First a side note.How prepared can anyone be? It'll be a sh*tshow no matter what.
I'm better prepared than 99 percent of the population, and I tend to doubt it will matter much.
That said, I think the key to such an event, if one is to have any chance of surviving it, is to make it past the first 45 days or so.
Here's my guess about what would happen (and it will vary by location):
For the first 48 hours, people will hunker down hoping that the power will come back on.
By the end of the first week, chaos will reign; might even start by the 3rd day. People will be panicked to find sources of clean water, and any kind of food. Some will figure out they can purify water by boiling it (if they can find fuel), and some by using chlorine.
By the end of the second week, most local fauna will be hunted out. Our local deer population, which herd numbers about 22, will be decimated. They're pretty tame (they walk through our yard all the time), so they'll be easy pickings. That may stave off some panic, but people still will be very distraught. We might see a significant number of deaths by then, from dying of thirst, violence, and for those who depend on electricity to stay alive, a lack of sufficient services to sustain them. How much thirst will be a problem depends on the local sources of water. Upper midwest? Maybe ok. Around the great lakes? Also maybe OK. Desert southwest of the US? Problem.
Those dead people will be an issue. Most local places will likely figure out a location to take the dead bodies, but burying them will obviously be a problem. Hauling bodies will be an issue with few or no working vehicles.
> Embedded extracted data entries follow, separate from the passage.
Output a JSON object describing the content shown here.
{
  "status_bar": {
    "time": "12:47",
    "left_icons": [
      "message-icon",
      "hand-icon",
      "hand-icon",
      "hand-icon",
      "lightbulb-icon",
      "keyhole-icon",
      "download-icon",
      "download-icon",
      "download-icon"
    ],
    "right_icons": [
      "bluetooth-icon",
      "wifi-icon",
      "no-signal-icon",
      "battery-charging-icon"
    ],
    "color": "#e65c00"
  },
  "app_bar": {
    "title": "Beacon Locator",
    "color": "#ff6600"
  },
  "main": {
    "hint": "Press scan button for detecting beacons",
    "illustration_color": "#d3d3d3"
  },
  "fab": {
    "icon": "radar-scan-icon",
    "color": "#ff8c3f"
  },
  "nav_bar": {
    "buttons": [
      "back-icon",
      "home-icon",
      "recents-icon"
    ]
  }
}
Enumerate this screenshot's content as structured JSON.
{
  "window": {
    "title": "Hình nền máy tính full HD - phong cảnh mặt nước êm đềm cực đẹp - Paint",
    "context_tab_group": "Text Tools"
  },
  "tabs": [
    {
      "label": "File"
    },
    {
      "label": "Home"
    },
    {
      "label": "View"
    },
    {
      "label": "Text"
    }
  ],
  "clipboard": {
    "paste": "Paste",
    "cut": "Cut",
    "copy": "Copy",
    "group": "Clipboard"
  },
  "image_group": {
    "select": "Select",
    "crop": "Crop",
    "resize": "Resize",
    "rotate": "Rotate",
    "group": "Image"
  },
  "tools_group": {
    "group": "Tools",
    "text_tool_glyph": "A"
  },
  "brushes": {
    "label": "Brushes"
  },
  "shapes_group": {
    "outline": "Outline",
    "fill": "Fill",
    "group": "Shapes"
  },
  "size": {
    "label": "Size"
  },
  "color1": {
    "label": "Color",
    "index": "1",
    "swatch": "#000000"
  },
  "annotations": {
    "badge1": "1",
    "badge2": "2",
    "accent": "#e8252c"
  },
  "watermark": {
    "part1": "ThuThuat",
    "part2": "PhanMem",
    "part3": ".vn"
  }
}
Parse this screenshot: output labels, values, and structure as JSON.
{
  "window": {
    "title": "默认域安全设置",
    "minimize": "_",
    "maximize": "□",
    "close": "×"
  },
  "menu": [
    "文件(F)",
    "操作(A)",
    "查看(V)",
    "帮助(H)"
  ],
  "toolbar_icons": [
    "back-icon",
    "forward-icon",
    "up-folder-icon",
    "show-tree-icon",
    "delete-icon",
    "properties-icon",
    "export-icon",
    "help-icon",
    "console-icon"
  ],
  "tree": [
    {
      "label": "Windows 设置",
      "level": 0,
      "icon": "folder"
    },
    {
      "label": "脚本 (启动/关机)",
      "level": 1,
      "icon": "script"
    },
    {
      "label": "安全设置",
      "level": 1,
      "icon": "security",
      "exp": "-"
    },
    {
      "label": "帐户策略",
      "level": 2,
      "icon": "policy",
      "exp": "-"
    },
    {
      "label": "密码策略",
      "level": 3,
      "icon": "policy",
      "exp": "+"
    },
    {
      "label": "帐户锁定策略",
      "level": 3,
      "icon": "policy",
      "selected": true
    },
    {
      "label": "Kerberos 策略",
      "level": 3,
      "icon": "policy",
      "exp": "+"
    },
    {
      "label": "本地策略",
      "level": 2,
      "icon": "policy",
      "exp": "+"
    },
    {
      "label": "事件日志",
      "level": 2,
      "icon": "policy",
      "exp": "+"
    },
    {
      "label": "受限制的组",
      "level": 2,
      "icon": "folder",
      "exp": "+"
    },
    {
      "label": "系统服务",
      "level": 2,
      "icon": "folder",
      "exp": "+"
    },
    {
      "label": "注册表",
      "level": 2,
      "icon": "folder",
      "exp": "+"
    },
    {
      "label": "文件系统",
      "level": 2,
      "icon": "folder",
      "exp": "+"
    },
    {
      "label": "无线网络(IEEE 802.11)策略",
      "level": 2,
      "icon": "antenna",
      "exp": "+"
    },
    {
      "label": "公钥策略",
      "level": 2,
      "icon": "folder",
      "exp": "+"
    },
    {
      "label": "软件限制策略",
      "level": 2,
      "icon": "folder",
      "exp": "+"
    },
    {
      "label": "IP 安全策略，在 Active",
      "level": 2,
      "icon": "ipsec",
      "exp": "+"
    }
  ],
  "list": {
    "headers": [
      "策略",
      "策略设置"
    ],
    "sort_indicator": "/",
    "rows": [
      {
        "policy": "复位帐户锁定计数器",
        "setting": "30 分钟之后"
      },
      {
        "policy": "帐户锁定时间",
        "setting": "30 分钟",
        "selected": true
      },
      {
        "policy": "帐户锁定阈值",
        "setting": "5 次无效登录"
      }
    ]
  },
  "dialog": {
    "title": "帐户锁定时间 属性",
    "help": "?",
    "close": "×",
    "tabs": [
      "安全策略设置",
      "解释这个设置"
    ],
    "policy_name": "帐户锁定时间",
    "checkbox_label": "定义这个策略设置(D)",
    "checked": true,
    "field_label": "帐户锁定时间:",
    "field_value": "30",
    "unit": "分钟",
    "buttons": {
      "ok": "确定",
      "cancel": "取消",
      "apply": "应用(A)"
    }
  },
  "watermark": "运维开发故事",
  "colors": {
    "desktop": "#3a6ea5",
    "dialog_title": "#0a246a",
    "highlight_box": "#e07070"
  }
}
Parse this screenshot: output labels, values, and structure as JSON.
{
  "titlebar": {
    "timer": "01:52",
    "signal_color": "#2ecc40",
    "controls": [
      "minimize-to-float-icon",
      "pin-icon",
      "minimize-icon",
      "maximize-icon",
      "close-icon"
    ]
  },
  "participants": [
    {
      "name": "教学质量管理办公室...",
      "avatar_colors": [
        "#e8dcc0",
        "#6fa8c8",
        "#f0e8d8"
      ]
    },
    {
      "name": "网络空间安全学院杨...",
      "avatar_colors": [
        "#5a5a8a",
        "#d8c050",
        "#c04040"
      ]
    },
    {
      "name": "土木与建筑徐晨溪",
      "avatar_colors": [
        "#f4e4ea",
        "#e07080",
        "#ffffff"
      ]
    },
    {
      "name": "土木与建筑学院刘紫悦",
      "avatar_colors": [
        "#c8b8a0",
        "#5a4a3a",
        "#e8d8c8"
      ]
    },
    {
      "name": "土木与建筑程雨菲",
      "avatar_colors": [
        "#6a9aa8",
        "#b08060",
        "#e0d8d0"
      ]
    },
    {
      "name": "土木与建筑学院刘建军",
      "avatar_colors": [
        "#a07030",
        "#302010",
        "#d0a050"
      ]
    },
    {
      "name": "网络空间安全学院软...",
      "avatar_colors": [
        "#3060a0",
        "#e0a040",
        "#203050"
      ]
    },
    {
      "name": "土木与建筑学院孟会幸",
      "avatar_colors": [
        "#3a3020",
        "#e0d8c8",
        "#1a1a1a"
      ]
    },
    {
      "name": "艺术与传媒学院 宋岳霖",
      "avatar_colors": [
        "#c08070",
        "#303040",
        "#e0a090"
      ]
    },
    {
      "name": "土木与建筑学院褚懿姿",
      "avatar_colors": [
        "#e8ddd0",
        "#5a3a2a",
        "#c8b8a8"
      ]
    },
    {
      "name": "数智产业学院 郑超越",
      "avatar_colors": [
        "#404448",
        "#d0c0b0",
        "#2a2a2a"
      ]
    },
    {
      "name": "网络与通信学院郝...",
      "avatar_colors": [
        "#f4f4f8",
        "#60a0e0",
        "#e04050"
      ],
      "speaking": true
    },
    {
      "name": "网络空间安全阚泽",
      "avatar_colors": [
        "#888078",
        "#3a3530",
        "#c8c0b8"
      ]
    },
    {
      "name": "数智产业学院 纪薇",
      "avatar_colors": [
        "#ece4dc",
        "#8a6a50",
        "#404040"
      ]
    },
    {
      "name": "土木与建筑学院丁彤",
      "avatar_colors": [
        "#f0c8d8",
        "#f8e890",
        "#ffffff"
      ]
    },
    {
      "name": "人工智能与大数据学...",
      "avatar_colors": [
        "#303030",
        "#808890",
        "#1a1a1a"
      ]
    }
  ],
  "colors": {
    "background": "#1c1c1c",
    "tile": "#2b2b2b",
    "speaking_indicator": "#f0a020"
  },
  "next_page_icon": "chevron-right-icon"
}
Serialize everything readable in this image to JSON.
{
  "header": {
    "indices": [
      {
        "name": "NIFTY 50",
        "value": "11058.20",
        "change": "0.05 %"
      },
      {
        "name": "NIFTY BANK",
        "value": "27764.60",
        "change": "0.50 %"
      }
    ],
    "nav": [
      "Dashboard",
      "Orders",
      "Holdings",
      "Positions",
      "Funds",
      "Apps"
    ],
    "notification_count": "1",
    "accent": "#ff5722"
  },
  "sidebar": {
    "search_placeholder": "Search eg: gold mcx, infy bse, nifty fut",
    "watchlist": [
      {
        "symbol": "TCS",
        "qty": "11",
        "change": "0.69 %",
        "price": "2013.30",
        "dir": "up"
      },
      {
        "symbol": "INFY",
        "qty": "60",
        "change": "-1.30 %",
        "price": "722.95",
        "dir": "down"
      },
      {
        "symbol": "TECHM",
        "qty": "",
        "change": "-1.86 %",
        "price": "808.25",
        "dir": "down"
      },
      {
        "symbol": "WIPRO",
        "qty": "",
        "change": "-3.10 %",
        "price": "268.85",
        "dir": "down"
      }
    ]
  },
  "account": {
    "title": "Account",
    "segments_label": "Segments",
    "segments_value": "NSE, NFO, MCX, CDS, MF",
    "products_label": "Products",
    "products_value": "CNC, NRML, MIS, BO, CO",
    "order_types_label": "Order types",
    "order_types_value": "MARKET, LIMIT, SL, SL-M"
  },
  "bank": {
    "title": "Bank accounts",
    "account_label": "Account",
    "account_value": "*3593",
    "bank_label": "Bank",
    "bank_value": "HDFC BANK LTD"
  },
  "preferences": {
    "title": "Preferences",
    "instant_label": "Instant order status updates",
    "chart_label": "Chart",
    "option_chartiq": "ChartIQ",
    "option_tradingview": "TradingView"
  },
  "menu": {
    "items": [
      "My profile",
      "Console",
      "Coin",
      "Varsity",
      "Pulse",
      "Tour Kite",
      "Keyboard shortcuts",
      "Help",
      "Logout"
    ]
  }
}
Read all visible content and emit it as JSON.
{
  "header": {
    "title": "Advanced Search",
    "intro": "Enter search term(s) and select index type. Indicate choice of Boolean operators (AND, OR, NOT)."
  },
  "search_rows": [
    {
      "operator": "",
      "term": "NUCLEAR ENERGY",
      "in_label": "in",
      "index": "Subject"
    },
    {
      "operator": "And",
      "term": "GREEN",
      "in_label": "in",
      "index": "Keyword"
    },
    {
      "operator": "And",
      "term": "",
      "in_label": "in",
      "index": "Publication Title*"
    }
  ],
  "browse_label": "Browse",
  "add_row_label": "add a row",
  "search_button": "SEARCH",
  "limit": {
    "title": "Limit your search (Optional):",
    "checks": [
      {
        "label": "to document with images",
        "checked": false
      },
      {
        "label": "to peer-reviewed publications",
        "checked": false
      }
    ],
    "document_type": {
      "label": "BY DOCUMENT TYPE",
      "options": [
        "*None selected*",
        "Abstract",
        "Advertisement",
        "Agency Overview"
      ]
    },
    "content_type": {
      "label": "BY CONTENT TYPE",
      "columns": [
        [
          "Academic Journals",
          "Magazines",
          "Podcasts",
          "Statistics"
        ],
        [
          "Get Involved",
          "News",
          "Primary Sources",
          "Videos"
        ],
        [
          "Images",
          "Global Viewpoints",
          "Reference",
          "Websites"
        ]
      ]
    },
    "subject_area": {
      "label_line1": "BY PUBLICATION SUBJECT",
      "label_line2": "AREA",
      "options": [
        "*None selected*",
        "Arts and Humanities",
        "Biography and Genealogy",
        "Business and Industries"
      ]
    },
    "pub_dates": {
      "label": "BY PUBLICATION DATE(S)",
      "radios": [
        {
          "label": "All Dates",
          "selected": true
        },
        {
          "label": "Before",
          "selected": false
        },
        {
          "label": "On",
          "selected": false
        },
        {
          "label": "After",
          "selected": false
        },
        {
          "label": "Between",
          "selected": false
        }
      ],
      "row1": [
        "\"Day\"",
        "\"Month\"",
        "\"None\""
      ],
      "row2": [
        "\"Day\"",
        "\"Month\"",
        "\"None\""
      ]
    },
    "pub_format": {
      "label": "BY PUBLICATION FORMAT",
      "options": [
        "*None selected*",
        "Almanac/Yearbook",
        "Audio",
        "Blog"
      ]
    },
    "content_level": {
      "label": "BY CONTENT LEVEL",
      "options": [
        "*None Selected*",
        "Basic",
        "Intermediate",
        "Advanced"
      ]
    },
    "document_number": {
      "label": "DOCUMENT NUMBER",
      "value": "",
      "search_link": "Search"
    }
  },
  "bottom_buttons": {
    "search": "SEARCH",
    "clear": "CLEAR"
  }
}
By the end of the third week, we'll see a lot of people gone. We'll also see the beginnings of people on psychotropic drugs whose medications are running out, and there's no resupply. Paranoia, depression, crazy violence--these are all likely consequences, especially with the enormous stress from just trying to survive.
One would also, in many places, expect roving gangs trying to "live off the land" as they go through houses looking for food and water. Many of the deaths noted above will come from gunshot wounds and bow and arrow.
By the end of 30 days, death will be rampant. People will be eating whatever they can get their hands on. It depends on when such an event would happen--if in the early fall, then local crops could mitigate hunger for a time. Apples, berries, sweet corn--these would help. If in the dead of winter, there would be severe problems heating places up north. People would crowd together in dwellings just to share heat.
By the end of 45 days, there will be enough death that many of the threats from the first 30 days will no longer exist. In some cases, people may band together to provide both security and shared sustenance. Those with mechanisms to purify water will be much ahead of others.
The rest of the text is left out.